I think I’m unlike most mathematicians in that I really like these twenty-minute talks. They’re like little bonbons — you enjoy one and then before you’ve even finished chewing you have the next in hand! One nice bonbon was provided by Joe Silverman, who talked about his recent work on Lehmer’s conjecture for polynomials satisfying special congruences. For instance, he shows that a polynomial which is congruent mod m to a multiple of a large cyclotomic polynomial can’t have a root of small height, unless that root is itself a root of unity. He has a similar result where the implicit G_m is replaced by an elliptic curve, and one gets a lower bound for algebraic points on E which are congruent mod m to a lot of torsion points. This result, to my eye, has the flavor of the work of Bombieri, Pila, and Heath-Brown on rational points. Namely, it obeys the slogan: *Low-height rational points repel each other.* More precisely — the global condition (low height) is in tension with a bunch of local conditions (p-adic closeness.) This is the engine that drives the upper bounds in Bombieri-Pila and Heath-Brown: if you have too many low-height points, there’s just not enough room for them to repel each other modulo every prime!

Anyway, in Silverman’s situation, the points are forced to nestle very close to torsion points — the lowest-height points of all! So it seems quite natural that their own heights should be bounded away from 0 to some extent. I wonder whether one can combine Silverman’s argument with an argument of the Bombieri-Pila-Heath-Brown type to get good bounds on the number of counterexamples to Lehmer’s conjecture….?

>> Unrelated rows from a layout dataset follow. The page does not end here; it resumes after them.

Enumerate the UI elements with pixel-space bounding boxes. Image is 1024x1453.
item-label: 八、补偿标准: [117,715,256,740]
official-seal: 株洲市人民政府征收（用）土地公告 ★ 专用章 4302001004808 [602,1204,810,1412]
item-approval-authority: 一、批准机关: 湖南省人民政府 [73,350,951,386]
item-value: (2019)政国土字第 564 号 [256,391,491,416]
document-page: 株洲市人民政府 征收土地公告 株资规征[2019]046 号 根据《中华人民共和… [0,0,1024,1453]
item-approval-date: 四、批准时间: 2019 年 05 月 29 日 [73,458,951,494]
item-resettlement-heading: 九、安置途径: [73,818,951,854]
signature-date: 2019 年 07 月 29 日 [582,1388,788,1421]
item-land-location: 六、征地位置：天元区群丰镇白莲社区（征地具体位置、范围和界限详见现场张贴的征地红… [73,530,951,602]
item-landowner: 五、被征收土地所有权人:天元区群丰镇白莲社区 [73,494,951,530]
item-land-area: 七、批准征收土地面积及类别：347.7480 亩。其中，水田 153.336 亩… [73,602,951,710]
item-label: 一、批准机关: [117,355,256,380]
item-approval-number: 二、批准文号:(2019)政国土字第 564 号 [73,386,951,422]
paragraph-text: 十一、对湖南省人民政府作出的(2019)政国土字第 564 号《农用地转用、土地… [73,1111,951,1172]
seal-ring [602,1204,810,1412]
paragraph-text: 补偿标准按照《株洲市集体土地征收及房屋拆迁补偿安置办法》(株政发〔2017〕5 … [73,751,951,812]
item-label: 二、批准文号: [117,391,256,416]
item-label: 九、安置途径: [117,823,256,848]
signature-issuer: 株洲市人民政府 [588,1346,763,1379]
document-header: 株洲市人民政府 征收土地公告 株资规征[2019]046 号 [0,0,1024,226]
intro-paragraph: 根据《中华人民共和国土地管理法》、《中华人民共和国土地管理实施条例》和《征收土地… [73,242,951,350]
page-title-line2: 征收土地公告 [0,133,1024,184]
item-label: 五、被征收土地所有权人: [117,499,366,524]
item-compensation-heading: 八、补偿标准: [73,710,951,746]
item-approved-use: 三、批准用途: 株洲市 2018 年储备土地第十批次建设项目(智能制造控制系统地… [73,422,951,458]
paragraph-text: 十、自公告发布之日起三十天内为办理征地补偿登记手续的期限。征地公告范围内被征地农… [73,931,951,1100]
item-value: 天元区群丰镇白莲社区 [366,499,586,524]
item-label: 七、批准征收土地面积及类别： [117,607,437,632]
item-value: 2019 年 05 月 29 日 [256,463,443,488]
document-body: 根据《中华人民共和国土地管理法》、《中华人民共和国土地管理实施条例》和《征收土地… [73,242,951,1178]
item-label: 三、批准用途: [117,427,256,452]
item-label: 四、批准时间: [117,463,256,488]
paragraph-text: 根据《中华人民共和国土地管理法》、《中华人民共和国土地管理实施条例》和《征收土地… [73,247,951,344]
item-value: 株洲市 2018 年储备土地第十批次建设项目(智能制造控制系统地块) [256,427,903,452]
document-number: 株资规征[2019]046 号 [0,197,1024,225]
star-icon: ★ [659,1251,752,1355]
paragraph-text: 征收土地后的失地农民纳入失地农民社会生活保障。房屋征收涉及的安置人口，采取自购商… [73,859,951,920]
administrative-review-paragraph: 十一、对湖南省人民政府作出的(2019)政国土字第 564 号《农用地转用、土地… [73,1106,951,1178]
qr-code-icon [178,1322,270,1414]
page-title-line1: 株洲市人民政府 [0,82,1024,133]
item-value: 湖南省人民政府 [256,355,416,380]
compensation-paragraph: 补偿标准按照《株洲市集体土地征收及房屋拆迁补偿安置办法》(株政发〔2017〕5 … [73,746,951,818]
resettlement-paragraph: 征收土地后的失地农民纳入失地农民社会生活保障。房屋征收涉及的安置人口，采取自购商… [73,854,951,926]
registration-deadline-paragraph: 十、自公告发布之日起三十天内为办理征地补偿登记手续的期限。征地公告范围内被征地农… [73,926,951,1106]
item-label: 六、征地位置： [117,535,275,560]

One piece of candy I *didn’t* get to try was Tom Scanlon’s Current Events Bulletin talk about the work of Pila and Willkie on problems of Manin-Mumford type. Happily, he’s made the notes available and I read it on the plane home. Tom gives a beautifully clear exposition of ideas that are rather alien to most number theorists, but which speak to issues of fundamental importance to us. In particular, I now understand at last what “o-minimality” is, and how Pila’s work in this area grows naturally out of the Bombieri-Pila method mentioned above. Highly recommended!